読売新聞は28日付朝刊で、1面の右下部分に囲みの形で「記事は誤報 おわびします」との見出しで謝罪文を掲載。「読売新聞オンライン」にも同様の文がアップされた。池下氏はXで「読売新聞朝刊の謝罪・訂正記事を拝見しました」と報告すると「要望したレベルの記事とはかけ離れています」とあらためて抗議。「他のメディアは多く取り上げられていますが、当事者の大メディアとしては如何なものか。推移を見つつ、法的措置に向け検討します」とつづり「ペンは人を殺すかもしれないということを理解していない」とした。

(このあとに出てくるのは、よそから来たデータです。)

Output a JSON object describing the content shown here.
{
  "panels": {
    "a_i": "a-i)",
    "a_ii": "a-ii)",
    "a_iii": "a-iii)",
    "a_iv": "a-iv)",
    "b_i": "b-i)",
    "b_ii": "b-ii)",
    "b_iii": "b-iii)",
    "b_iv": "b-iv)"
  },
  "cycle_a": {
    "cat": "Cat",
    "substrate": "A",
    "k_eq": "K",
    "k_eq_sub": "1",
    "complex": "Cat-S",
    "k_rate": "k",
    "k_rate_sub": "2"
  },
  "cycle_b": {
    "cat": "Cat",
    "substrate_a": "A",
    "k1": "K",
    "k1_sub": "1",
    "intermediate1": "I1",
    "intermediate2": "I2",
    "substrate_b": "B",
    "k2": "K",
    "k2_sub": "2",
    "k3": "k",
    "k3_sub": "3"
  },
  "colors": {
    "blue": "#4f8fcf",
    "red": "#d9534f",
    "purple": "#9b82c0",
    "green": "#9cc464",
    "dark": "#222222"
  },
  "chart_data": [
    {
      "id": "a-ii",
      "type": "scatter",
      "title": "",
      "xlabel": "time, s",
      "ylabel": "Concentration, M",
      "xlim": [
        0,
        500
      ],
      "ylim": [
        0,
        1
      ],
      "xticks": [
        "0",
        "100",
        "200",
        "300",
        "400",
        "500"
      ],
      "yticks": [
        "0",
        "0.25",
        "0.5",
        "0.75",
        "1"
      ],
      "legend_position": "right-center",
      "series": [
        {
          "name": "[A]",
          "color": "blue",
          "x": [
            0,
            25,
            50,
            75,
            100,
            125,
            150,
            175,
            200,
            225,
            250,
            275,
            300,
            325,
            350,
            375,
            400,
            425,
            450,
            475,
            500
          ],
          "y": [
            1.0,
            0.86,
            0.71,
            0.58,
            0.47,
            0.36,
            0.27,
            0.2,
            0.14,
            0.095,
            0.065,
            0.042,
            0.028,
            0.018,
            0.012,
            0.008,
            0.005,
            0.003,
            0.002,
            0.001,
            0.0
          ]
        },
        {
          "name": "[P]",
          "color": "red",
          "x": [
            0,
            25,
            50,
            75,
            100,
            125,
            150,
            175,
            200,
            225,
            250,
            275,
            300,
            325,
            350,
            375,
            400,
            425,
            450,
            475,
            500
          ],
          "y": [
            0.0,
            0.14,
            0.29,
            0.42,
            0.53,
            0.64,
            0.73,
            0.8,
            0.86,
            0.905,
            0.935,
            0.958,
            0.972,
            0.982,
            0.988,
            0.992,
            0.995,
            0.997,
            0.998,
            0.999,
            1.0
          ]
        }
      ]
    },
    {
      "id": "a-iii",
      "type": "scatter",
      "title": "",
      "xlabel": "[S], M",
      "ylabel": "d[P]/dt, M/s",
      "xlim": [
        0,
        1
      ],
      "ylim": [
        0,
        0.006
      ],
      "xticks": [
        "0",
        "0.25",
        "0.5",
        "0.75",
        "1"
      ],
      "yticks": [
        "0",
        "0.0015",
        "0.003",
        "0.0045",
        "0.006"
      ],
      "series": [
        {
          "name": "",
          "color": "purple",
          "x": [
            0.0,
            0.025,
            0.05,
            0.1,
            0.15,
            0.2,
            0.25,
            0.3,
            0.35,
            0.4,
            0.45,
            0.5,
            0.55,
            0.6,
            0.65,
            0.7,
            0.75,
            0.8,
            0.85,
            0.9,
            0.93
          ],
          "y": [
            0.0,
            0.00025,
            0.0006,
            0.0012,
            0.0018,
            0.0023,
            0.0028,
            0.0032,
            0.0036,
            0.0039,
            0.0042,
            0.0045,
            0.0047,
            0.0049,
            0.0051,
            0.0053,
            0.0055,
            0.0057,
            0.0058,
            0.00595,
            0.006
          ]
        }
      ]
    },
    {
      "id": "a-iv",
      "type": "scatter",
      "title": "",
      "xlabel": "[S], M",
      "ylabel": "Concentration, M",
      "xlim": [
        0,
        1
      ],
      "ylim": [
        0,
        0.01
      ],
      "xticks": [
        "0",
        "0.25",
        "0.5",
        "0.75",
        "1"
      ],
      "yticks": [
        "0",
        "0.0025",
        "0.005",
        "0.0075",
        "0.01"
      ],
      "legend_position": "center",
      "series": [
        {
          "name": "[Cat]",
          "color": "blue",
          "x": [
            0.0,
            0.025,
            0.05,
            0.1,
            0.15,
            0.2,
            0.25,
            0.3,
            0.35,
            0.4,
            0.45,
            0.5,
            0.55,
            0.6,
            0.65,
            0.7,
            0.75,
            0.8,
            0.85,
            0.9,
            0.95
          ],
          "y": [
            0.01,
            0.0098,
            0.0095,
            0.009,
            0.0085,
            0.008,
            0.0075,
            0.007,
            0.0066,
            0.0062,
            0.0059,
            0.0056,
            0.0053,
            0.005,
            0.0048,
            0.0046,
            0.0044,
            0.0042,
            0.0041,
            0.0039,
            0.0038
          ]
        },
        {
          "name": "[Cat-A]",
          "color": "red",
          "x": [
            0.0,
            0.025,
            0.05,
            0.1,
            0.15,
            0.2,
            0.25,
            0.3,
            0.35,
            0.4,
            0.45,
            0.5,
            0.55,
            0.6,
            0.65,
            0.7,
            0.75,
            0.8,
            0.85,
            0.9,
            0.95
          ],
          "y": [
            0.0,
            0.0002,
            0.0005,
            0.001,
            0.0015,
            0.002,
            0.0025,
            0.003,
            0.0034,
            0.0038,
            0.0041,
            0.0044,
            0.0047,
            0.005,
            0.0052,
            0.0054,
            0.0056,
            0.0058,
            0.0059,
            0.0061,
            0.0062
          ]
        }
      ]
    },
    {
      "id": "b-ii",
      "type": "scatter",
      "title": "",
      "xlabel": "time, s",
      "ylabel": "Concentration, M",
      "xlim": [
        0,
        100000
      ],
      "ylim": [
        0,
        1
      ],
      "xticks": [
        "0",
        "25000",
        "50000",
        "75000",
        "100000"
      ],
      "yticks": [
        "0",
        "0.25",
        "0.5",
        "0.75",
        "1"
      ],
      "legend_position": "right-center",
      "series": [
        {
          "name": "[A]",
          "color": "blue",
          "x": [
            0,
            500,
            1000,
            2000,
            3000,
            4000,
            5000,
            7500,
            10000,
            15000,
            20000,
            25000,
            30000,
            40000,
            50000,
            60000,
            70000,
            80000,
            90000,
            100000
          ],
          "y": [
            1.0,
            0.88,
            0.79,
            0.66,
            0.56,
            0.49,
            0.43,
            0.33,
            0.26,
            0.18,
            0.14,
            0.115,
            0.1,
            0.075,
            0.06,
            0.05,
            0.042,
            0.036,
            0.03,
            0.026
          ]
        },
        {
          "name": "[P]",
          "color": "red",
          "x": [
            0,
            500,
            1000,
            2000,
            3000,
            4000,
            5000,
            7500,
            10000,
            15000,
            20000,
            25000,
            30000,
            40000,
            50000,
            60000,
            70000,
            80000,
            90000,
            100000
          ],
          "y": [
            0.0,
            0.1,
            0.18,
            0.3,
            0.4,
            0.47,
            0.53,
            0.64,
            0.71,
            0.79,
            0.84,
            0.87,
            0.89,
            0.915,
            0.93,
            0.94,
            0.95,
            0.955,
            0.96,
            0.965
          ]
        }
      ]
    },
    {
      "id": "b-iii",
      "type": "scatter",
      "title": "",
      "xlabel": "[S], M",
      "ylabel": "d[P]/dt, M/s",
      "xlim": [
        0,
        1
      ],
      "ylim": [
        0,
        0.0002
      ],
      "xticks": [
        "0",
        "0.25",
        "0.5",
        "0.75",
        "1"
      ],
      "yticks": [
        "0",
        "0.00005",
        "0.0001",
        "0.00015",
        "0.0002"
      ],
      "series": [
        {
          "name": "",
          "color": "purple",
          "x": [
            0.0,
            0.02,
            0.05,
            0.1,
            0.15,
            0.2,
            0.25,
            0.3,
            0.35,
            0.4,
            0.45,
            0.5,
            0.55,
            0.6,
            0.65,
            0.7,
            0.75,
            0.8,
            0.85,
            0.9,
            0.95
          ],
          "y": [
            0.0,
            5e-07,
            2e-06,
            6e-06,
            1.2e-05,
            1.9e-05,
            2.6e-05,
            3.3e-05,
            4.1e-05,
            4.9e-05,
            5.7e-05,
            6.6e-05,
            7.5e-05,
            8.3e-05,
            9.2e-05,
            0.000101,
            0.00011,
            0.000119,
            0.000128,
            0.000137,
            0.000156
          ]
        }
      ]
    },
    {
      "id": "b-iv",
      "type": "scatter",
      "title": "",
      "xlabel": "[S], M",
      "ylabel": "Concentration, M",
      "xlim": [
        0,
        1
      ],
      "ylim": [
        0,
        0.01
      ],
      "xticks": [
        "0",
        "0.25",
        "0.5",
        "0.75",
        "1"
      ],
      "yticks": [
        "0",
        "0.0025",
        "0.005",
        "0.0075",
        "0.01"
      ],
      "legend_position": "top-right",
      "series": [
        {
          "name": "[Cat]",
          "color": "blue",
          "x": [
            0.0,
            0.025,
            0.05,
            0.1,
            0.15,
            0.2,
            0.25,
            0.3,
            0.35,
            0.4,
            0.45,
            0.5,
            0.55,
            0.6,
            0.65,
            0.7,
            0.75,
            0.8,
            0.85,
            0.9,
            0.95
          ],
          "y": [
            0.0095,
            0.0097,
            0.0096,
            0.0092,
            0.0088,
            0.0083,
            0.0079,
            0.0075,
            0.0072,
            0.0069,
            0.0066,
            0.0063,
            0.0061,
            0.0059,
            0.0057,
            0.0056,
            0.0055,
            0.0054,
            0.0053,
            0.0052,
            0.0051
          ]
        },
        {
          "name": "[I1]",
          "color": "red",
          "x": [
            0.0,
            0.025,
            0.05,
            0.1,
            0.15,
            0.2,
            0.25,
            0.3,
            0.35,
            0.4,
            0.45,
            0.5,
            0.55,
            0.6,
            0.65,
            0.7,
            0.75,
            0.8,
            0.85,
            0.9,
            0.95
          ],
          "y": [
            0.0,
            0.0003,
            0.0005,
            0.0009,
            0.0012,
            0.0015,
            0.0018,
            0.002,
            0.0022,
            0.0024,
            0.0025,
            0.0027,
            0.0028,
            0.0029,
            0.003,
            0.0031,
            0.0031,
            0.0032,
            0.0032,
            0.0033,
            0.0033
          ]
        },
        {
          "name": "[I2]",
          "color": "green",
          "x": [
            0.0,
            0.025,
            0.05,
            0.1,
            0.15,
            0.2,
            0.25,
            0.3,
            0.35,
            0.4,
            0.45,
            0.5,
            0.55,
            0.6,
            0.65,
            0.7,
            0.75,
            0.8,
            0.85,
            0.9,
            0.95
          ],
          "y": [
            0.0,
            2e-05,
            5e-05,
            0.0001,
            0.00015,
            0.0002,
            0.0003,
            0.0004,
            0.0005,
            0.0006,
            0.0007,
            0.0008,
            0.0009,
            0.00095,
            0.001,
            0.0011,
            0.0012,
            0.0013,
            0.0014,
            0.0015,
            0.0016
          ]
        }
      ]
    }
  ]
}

読売新聞は27日朝刊で、池下氏の公設秘書2人について、勤務実態がないにもかかわらず秘書給与を受け取った疑いで、東京地検特捜部が捜査していると1面で報じていた。ただ、実際にその疑惑で捜査対象となったのは、同じ維新の石井章参院議員だった。池下氏は同日午後、「今朝の読売新聞の朝刊について抗議をします」と表明。同日午後には読売新聞の責任者から謝罪を受けたことを明かし「謝罪&訂正記事、再発防止等まとめて公表、SNSデマ対策等を要望。法的措置には推移をみて行います」と報告していた。

◇  ◇  ◇

▽読売新聞のおわび全文

27日1面「公設秘書給与不正受給か 維新衆院議員 東京地検捜査」との見出しの記事で、読売新聞は、日本維新の会の池下卓衆院議員が採用していた公設秘書2人について、東京地検の強制捜査などが近日中に行われると判断して報じましたが、実際に強制捜査の対象となったのは同党の石井章参院議員でした。

取材の過程で、池下議員と石井議員を取り違えてしまいました。捜査の対象を誤った記事を掲載することになり、正確な報道が求められる新聞社として、あってはならない重大な誤報だったと考えています。記事を訂正し、池下議員および関係者の皆様に深くおわびいたします。